The first life on land may not have dramatically stepped forth from the ocean to boldly claim the soil. Maybe, instead, it was left high and dry when its lake evaporated.
Regardless of how life became terrestrial, new data may push back scientists’ estimate of when that event occurred. An international team led by scientists at Pennsylvania State University in University Park says that unusually carbon-rich rocks found in eastern South Africa provide evidence of life on land around 2.6 billion years ago.
Life on Earth dates back as far as 3.85 billion years ago (see “An early cosmic wallop for life on earth?”, in this week’s issue: An early cosmic wallop for life on Earth?). However, indisputably land-dwelling organisms had been previously dated to only 1.2 billion years ago, the researchers say.
The evidence for the possibly reluctant landlubbers showed up in sequential layers of carbon-rich clays within a 17-meter-thick band of rock, says Hiroshi Ohmoto, a geochemist at Penn State and a coauthor of the report in the Nov. 30 Nature.
The upper 7 m of the band of fossil soil, or paleosol, contains more than 0.1 percent carbon, which is an unusually high concentration for Precambrian paleosol, Ohmoto says.
Because the carbon wasn’t concentrated along cracks or fractures, it’s unlikely that it came from hydrocarbons that later seeped into the paleosol. Instead, Ohmoto notes, almost all the carbon was trapped within clay-rich layers generally stretching parallel to the ancient surface of the soil.
He also contends that it’s unlikely that the carbon leached from nearby igneous rocks as the soil formed because the layers also contain significant quantities of hydrogen, phosphorus, and nitrogen. This combination of elements suggests their biological origin.
Furthermore, the ratio of carbon-13 to carbon-12 isotopes in the top 5 m of the paleosol fall within a narrow range that matches the ratio of carbon isotopes deposited by cyanobacteria in freshwater lakes. Evidence for similar organisms has been found recently in marine shales about 2.7 billion years old, he notes.

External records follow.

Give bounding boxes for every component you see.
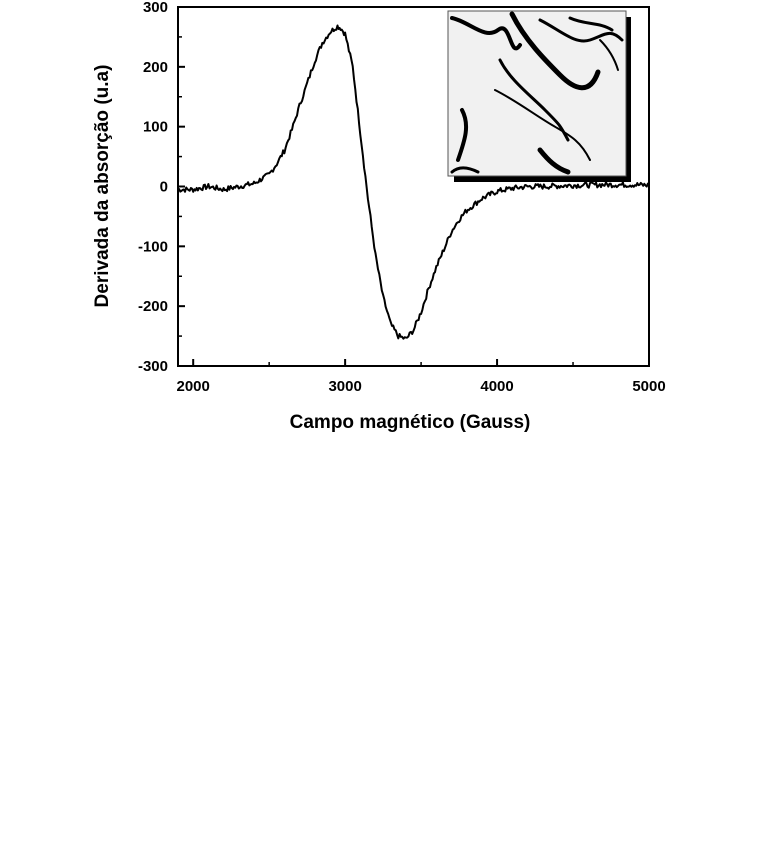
y-tick-label: 100 — [143, 119, 168, 136]
y-tick-label: 200 — [143, 59, 168, 76]
x-axis-ticks: 2000 3000 4000 5000 — [177, 359, 666, 395]
x-tick-label: 3000 — [328, 378, 361, 395]
y-tick-label: -100 — [138, 238, 168, 255]
y-tick-label: 0 — [160, 179, 168, 196]
y-tick-label: -200 — [138, 298, 168, 315]
x-tick-label: 4000 — [480, 378, 513, 395]
y-axis-title: Derivada da absorção (u.a) — [92, 65, 113, 308]
y-axis-ticks: -300 -200 -100 0 100 200 300 — [138, 0, 185, 375]
y-tick-label: -300 — [138, 358, 168, 375]
x-tick-label: 5000 — [632, 378, 665, 395]
inset-micrograph — [447, 10, 631, 182]
series-line-derivative-absorption — [177, 24, 650, 340]
inset-flake-shapes — [450, 11, 624, 175]
x-axis-title: Campo magnético (Gauss) — [290, 412, 531, 433]
x-tick-label: 2000 — [177, 378, 210, 395]
y-tick-label: 300 — [143, 0, 168, 16]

Several factors provide clues to the environment where the ancient terrestrial soil formed. The researchers found an unusually high concentration of calcium in the paleosol.
The thin layers of carbon-rich clay measured at least 30 micrometers thick and sometimes exceeded 1 millimeter. Each clay layer was typically topped by a sprinkling of quartz grains whose size, shape, and layering indicate they were deposited by the wind.
Ohmoto and his colleagues assert that the paleosol formed in a lowland basin that collected water during the rainy season. Rain and local groundwater dissolved silicates and calcium-bearing minerals from higher elevations and carried them down to the basin.
There, they seeped into the soil and crystallized when the water evaporated.
Mats of microbes—which were likely up to 1 cm thick when alive—grew on the surface of the clay-rich soil and then were buried by windblown material during the ensuing dry season, Ohmoto says. This process forms calcium-rich soils today, he notes.
“Any evidence of life on land before plants is precious information,” says David J. Des Marais, an astrobiologist at NASA Ames Research Center at Moffett Field, Calif. “This [finding] speaks to a broader ecological distribution and diversity of organisms than previously recognized.”
Because these organisms grew on the soil’s surface, Ohmoto says, they would have been exposed to ultraviolet (UV) radiation from the sun. The new research implies that Earth had an ozone layer that offered some protection from UV light about 2.6 billion years ago, he adds.
Des Marais disagrees, saying that no ozone layer was required. For example, modern microbes similar to those that Ohmoto suspects formed this paleosol shed cells that form a UV-absorbing layer, he says. “There are a lot of ways for organisms to avoid ultraviolet light,” Des Marais notes.